Tech Giant Amazon cheats Americans, strengthens China.

(Akiit.com) President Trump has ended the policy of unilateral disarmament as China steals American trade secrets and dumps its products at below-market prices.

He is levying tariffs on China’s illegally subsidized industries while taking aim at outdated policies and corporatist handouts that aid and abet the communist régime and its enablers here at home.

One example is the International Postal Union treaty. President Trump announced the United States intends to withdraw from this obscure compact that has made it cheaper to ship a package from Beijing to New York than from LA to New York.

This was a massive subsidy to Chinese goods and companies like Amazon that import them.

But unfortunately, this is not the only way American taxpayers are footing the bill to make China and Amazon richer while driving American manufacturers and local stores into bankruptcy.

Here’s another little-known loophole that Amazon currently exploits – and hopes to expand.

The U.S. Customs service imposes a tax – a tariff or duty – on goods imported into the U.S. However, there is an exception. Under what’s known as the Section 321 de minimis rule, articles imported “by one person on one day” with retail value of less than $800 are exempt from customs duties.

If you go to Ireland and buy a sweater, you can ship it or pack it in your suitcase and bring it home duty-free. Everyone flying into the country receives a Customs declaration form that explains the exemption.

But this policy was written before e-commerce and the Internet existed, and hasn’t been updated since.

E-commerce giants now use this Section 321 exemption to avoid paying duties on goods. When you click the “Place Your Order” button on the Amazon site, as millions do every day, the imported goods you order enter the country duty-free. It’s as if Amazon had nothing to do with the transaction, since duty-free purchases must be made by “one person on one day.” Mitt Romney famously said “Corporations are people, too,” but in this case, Amazon is not a person.
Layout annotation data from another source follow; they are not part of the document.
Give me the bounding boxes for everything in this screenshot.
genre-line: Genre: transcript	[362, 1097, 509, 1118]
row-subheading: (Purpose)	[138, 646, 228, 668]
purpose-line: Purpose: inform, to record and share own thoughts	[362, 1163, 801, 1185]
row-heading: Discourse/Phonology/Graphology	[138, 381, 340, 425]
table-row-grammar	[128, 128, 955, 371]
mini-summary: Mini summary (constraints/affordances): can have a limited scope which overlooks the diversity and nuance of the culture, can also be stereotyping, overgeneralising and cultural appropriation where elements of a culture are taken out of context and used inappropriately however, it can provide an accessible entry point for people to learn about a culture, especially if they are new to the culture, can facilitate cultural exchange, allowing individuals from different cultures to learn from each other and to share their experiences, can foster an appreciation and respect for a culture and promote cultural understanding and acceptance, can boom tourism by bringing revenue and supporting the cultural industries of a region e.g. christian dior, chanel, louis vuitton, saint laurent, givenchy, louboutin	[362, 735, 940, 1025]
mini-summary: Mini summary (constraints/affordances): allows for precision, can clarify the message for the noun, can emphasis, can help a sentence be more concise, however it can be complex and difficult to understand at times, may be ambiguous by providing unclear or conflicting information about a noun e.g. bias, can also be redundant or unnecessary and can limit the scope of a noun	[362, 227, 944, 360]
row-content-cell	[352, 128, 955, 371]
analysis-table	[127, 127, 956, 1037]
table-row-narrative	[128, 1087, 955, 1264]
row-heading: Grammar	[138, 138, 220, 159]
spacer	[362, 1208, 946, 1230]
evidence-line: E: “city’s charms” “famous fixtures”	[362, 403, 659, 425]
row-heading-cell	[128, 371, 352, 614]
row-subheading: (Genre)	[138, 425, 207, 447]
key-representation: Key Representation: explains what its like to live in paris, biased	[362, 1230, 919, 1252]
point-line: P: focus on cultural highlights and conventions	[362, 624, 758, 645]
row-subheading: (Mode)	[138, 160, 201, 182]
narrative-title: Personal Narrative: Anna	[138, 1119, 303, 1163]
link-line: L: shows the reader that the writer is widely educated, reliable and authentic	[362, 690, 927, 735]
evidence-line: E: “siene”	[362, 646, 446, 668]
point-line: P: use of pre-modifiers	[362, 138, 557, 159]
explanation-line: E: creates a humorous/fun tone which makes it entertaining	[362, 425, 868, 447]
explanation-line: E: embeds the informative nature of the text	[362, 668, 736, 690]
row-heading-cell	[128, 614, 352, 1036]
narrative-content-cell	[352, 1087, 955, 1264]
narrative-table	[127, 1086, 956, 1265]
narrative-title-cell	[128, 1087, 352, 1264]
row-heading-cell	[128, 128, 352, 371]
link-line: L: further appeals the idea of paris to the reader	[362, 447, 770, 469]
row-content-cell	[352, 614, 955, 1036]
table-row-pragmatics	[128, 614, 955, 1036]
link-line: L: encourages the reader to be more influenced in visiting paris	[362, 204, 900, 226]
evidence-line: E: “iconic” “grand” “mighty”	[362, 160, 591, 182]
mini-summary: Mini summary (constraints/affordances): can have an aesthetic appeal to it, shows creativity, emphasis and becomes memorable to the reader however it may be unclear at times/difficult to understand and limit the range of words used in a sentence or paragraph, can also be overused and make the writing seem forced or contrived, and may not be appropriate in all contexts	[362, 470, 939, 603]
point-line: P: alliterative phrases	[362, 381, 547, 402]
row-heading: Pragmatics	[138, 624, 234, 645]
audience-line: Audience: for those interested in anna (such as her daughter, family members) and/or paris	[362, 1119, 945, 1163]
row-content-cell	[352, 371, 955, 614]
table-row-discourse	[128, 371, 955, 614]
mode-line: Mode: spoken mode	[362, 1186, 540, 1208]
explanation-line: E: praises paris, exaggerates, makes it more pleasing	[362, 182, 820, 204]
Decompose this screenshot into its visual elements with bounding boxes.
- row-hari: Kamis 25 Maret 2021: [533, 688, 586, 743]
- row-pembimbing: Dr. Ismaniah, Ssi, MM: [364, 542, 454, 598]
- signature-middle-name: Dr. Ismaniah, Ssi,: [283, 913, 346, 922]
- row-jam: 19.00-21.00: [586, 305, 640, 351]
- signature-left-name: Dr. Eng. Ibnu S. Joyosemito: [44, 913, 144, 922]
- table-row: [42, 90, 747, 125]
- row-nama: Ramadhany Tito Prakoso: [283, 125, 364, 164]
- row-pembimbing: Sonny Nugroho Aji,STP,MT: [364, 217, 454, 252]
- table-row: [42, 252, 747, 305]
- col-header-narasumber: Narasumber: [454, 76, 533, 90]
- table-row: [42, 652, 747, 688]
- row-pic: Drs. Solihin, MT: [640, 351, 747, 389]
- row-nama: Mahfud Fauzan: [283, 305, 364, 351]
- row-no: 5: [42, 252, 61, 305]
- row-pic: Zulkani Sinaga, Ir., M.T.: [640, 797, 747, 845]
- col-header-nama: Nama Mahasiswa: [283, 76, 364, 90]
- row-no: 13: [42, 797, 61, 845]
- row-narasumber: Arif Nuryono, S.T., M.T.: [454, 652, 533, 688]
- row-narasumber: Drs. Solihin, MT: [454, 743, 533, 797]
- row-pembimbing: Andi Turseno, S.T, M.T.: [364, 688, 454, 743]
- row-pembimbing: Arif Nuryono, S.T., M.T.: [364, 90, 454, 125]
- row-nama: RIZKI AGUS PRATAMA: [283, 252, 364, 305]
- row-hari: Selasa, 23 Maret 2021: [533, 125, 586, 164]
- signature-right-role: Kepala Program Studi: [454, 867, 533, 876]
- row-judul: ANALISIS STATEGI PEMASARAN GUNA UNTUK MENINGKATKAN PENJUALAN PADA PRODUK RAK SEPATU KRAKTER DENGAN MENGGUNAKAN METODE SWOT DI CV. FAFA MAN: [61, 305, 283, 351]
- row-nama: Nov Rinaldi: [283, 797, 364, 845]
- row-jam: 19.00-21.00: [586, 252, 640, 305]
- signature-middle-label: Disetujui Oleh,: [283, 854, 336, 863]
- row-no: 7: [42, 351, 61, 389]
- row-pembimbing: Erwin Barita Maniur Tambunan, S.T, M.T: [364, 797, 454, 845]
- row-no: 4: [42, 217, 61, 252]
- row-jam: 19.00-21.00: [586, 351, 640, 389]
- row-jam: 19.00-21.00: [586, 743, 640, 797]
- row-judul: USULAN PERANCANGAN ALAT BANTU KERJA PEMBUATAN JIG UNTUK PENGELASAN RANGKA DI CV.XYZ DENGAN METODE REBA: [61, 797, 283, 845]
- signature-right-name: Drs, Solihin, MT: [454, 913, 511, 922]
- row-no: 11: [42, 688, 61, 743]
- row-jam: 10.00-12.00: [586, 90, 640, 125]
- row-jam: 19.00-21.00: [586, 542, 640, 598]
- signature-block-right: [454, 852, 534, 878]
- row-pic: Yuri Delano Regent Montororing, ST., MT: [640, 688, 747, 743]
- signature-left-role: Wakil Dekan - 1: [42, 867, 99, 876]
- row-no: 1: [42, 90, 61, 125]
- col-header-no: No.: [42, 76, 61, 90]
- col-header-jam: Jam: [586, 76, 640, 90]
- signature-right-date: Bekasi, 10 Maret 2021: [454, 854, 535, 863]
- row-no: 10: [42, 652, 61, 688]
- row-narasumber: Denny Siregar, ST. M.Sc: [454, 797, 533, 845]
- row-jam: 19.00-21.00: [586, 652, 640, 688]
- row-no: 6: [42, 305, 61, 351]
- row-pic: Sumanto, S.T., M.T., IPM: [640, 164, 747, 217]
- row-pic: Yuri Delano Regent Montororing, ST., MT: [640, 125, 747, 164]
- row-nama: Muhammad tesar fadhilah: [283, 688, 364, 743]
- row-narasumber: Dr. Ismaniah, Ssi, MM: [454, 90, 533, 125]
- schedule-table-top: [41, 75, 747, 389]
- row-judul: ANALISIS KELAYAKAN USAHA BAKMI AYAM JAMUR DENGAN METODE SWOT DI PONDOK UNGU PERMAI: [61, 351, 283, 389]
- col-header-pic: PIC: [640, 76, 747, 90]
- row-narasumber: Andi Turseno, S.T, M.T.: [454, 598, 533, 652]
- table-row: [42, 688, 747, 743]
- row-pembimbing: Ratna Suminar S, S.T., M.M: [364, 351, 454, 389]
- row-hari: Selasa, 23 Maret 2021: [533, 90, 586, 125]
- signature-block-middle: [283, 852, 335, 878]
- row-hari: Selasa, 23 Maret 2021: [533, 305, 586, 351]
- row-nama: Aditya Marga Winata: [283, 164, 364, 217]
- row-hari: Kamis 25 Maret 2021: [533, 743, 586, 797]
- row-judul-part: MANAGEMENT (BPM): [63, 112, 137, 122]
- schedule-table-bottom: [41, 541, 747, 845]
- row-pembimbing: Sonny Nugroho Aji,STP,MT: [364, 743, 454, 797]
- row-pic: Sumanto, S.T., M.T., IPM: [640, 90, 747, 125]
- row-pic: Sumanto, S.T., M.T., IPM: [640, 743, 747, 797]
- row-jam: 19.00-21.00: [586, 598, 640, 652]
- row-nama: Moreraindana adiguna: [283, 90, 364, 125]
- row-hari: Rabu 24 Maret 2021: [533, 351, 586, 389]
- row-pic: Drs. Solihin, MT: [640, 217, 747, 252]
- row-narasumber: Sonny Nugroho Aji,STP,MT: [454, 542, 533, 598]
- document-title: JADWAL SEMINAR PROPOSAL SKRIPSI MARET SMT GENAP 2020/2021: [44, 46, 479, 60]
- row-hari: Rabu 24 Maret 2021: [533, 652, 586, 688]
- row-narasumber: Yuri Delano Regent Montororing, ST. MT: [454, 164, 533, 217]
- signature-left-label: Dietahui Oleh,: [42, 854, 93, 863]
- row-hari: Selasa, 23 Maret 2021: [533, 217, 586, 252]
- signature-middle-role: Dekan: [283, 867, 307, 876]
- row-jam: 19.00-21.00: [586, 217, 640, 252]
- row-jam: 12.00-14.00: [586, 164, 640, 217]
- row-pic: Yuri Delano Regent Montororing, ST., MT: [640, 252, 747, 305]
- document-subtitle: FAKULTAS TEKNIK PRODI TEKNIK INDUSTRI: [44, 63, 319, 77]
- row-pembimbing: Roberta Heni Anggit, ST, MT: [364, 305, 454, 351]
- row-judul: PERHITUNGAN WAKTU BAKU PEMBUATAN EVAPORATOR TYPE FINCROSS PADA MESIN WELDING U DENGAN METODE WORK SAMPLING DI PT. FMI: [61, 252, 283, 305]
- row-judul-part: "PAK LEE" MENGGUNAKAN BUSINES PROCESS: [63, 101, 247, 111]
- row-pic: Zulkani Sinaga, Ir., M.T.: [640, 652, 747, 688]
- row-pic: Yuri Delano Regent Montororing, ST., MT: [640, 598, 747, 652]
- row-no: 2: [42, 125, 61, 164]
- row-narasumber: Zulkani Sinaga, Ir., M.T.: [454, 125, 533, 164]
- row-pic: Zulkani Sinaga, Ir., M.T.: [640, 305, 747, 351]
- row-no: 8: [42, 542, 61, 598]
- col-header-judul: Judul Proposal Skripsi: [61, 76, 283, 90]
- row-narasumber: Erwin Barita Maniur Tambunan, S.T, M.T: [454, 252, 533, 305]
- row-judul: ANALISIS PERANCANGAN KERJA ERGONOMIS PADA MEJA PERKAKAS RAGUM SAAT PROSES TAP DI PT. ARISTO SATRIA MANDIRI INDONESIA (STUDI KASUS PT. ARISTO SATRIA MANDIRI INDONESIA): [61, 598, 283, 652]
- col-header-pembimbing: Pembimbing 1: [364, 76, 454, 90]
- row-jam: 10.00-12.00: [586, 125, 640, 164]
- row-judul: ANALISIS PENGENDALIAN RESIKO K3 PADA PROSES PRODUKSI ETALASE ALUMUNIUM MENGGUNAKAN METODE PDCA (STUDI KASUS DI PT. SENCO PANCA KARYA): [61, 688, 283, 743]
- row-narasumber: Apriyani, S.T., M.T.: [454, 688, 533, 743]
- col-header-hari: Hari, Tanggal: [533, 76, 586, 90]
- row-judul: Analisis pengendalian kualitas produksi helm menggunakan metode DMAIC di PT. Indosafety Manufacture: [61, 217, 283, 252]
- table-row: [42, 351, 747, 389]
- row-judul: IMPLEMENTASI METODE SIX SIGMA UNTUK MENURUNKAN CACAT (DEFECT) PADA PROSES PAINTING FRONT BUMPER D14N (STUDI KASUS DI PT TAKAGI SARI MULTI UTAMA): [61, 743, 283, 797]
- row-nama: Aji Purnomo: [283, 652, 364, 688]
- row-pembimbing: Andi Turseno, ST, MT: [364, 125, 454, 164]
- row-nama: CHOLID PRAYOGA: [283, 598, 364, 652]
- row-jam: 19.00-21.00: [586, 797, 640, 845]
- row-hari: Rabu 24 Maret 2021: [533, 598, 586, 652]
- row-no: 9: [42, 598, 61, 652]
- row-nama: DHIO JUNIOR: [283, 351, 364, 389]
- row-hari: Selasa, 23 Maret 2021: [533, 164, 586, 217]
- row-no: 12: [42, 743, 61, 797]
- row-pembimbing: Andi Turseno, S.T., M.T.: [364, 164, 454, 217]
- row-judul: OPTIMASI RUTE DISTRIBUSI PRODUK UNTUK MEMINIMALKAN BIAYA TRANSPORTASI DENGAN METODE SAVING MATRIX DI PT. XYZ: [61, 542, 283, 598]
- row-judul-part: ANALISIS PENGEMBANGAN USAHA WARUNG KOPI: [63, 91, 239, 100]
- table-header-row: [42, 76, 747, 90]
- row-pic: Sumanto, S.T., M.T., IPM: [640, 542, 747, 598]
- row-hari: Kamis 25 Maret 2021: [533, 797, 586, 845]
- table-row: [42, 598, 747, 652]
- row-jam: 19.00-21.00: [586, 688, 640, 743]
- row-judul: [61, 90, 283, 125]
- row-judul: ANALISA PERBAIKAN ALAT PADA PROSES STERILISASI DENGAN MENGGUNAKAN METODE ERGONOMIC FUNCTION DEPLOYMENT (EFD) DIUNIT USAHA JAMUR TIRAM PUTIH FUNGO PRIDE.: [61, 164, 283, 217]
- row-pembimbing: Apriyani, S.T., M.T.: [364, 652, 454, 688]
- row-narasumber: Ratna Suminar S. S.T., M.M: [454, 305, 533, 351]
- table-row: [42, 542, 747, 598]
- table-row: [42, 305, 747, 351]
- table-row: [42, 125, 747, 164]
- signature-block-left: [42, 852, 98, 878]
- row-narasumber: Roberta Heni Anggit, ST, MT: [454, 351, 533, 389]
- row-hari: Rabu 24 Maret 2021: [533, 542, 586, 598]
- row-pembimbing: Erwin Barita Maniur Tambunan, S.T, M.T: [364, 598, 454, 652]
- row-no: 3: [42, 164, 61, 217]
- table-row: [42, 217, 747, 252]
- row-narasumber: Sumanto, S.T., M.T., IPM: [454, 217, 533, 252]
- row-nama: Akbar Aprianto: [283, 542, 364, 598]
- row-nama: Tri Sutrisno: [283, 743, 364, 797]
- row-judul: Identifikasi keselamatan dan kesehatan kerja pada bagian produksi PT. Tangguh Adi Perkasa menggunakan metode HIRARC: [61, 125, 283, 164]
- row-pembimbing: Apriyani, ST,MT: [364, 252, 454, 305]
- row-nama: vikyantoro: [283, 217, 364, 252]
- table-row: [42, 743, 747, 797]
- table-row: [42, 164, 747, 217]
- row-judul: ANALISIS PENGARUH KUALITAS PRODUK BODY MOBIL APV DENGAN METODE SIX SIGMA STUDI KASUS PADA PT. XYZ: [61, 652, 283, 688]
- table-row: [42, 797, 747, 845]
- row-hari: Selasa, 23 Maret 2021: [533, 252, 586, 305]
The way it works now, Amazon will buy a container load of a product, cardigan sweaters, for example, from China for $100,000 and ship it to a “fulfillment center” warehouse just over the border in Mexico. The container-load of sweaters would normally have a 32 percent or $32,000 duty assessed on it.

As orders come in, Amazon breaks up the container into individual shipments, puts them all on a delivery truck and brings them into the U.S. duty-free. It avoids paying the $32,000.

But wait, there’s more. Amazon wants to expand the loophole wide enough to drive a $20 billion Brink’s truck through it. Here’s how:

There are over 200 so-called Foreign Trade Zones in the U.S. Amazon is preparing to lobby Congress and Customs and Border Protection (CBP) to change the law so any order under $800 shipped from a Foreign Trade Zone would qualify for duty-free treatment. Amazon would have its distribution centers declared Foreign Trade Zones.

Conservative estimates say this would cost the Treasury $20 billion on top of what’s already lost through the e-commerce loophole.

It’s outrageous; and even more outrageous, there’s a good chance Amazon will have its way.

Over the decades, under both Democrat and Republican administrations, Customs and Border Protection has seen its mission change from enforcing the border to facilitating the free movement of people and goods – especially goods – across the border.

The outside committees that advise CBP are made up entirely of global companies that make a fortune on imports. It’s like asking the caravan organizers to serve on an immigration advisory committee.

Outdated policies written for a pre-Internet world subsidize the China import lobby at the expense of the tens of thousands of workshops, factories and stores across our country that hire Americans and pay local taxes.

Amazon’s latest gambit would render our entire customs system null and void, and make Jeff Bezos and China even richer and more powerful.